Tresch is not in the sport of cross country for herself. Her teammates mean the world to her. She is a team player according to Smith.
"The injury was very tough on her, but look where we are now," said Smith. "She not only does this for herself, but she derives a great deal of pleasure with being with others. It is that much more fun when your team is competitive. In this sport, it is not just about the individuals. This is more about teams, and she is a team player."
Tresch is an individual that does not just care for herself, but for the team. As the lone senior on women's cross country squad, it is her responsibility to be the leader of team.
"I want to help my team get better," said Tresch. "I am not sure how much I can teach them, but I want to be there for them. I feel like I am a person someone can talk to in good or bad times. I want to be the encourager of the team."
That is just what Tresch does too.
Sophomore Mary Frances Donnelly does not know where she would be as a runner today without the help and guidance of Tresch. She believes Tresch is a quiet leader, but more importantly leads by example.
"[Martina] has been awesome," said Donnelly. "She is an amazing leader. She is a role model to so many of us. I love looking up to Martina, and being able to train with her. She is such a positive person. She is the rock of the team. She is a very humble person, and very motivated. You will never hear her complain. She is always giving it her all."
With the 2013 season underway, the women's cross country team placed first in the J.K. Gold Classic Duals and second in the Woody Greeno Invitational. The team is already coming out strong, but with Tresch being the leader of the team, she also has goals in mind for this season.
"I want to get a high team finish this year for the Big 12," said Tresch. "I have been here for so long now, and I have seen this team go through so much and develop. I think we have the people to do something special this year."
With being a leader comes great responsibility. Tresch realizes that it is her job to make sure that her and her teammates work hard to get the level they want to be by the Big 12 Championships in November.
"I am really looking forward to Big 12 competitions. We have a great group of girls on our team that can do something big," Tresch said.
Coach Smith believes that he has the right group of girls that will compete and strive to perform at the best of their abilities.
"We have runners, and we have depth," said Smith. "Those things usually equal success. My task is to keep them healthy and point them in the right direction, and they will do the rest. We are on a path to climb a mountain. We have gotten halfway up, and I can see the summit. I am hoping they make a push towards the summit, and we will be on top of the mountain looking down, and they all feel good about themselves."

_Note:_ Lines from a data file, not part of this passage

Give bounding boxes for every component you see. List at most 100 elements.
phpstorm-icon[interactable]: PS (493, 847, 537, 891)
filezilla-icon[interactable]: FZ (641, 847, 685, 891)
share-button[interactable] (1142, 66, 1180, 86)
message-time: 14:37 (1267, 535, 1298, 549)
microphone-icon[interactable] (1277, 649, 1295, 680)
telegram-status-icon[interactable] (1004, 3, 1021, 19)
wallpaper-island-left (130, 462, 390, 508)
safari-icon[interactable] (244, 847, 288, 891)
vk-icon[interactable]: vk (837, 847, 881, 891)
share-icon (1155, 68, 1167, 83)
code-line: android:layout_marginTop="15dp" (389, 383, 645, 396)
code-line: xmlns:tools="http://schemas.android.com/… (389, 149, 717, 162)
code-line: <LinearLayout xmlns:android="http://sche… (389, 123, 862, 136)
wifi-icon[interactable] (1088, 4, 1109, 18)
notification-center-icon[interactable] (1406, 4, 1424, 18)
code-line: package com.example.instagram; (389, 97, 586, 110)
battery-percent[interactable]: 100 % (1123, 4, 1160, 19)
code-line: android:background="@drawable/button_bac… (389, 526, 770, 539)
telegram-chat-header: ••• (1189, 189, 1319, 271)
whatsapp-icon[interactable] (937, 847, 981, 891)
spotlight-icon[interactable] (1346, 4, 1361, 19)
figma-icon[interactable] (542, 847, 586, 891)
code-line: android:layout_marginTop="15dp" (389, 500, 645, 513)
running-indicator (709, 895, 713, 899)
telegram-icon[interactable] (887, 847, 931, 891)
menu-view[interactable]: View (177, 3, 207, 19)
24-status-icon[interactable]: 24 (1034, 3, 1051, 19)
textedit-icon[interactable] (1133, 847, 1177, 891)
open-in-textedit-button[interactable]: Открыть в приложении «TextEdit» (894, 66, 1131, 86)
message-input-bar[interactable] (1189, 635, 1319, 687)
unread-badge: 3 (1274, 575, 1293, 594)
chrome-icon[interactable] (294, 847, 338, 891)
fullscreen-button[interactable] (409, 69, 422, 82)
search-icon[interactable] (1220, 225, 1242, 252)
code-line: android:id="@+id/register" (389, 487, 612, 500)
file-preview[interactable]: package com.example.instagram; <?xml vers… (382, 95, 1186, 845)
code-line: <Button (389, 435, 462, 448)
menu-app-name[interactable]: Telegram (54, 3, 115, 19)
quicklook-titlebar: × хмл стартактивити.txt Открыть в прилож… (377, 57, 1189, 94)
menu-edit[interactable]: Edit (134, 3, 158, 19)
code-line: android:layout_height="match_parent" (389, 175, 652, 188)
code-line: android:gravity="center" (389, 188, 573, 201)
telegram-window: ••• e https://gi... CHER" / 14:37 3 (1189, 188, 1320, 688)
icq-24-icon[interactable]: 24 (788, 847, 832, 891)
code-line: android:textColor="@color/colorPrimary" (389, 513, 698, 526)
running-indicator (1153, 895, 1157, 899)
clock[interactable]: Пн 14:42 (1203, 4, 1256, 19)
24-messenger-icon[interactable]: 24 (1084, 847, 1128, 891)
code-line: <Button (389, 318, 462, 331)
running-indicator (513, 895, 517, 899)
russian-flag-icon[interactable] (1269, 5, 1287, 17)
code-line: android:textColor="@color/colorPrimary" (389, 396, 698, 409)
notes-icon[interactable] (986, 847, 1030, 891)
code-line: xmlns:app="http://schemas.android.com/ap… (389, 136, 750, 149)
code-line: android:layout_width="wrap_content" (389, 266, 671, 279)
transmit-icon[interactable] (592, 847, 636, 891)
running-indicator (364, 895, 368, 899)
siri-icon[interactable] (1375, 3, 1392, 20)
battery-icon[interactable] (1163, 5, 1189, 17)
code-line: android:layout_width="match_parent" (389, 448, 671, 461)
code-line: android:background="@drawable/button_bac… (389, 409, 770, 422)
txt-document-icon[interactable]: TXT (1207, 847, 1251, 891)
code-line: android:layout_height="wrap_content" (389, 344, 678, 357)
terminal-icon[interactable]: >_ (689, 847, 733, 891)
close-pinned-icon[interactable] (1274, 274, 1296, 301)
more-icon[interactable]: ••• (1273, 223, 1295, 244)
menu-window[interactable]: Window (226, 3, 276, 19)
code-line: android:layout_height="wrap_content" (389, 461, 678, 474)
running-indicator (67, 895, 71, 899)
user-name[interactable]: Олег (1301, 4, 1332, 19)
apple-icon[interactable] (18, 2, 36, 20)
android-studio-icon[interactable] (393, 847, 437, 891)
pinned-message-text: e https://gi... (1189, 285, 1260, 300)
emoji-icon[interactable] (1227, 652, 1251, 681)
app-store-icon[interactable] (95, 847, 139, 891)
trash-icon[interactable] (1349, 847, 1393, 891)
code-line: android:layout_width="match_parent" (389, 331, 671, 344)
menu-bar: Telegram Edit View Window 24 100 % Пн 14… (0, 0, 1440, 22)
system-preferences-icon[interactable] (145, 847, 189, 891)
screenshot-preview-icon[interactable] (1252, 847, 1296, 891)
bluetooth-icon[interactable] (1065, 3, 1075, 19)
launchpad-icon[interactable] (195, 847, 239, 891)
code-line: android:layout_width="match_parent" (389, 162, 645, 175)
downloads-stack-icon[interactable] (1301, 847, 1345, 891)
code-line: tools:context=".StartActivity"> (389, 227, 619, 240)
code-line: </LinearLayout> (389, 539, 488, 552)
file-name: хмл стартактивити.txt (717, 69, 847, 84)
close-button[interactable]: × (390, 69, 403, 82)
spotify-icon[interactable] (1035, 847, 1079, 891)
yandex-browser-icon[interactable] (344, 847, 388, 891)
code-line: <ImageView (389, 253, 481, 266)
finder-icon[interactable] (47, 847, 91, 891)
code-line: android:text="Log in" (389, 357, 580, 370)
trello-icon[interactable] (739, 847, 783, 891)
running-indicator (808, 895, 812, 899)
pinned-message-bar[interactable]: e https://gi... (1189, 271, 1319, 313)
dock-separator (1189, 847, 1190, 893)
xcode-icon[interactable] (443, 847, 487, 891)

Tresch and her teammates are in the race for each other and makes supporting each other a priority. Tresch thrives on that. Her best memories are not only competing to the best of her ability, but also being with her teammates, her second family.
"Being out on the course for a race and coming into the last straight away and into the huddle are times that give me chills," said Tresch. "We are all there together saying our prayer. We are getting ready for the big thing. It is indescribable."
Even though this is Tresch's last season as a Wildcat, she will not only take away her abilities of techniques of running that her teammates and coaches have taught her, but also take away life long friends and values that will help her succeed to her future.
"When playing in any sport, you learn a lot about yourself: how to push yourself, how to be disciplined and being strong," said Tresch. "It's not just for yourself, but for your teammates as well. To represent yourself, but even greater, something bigger."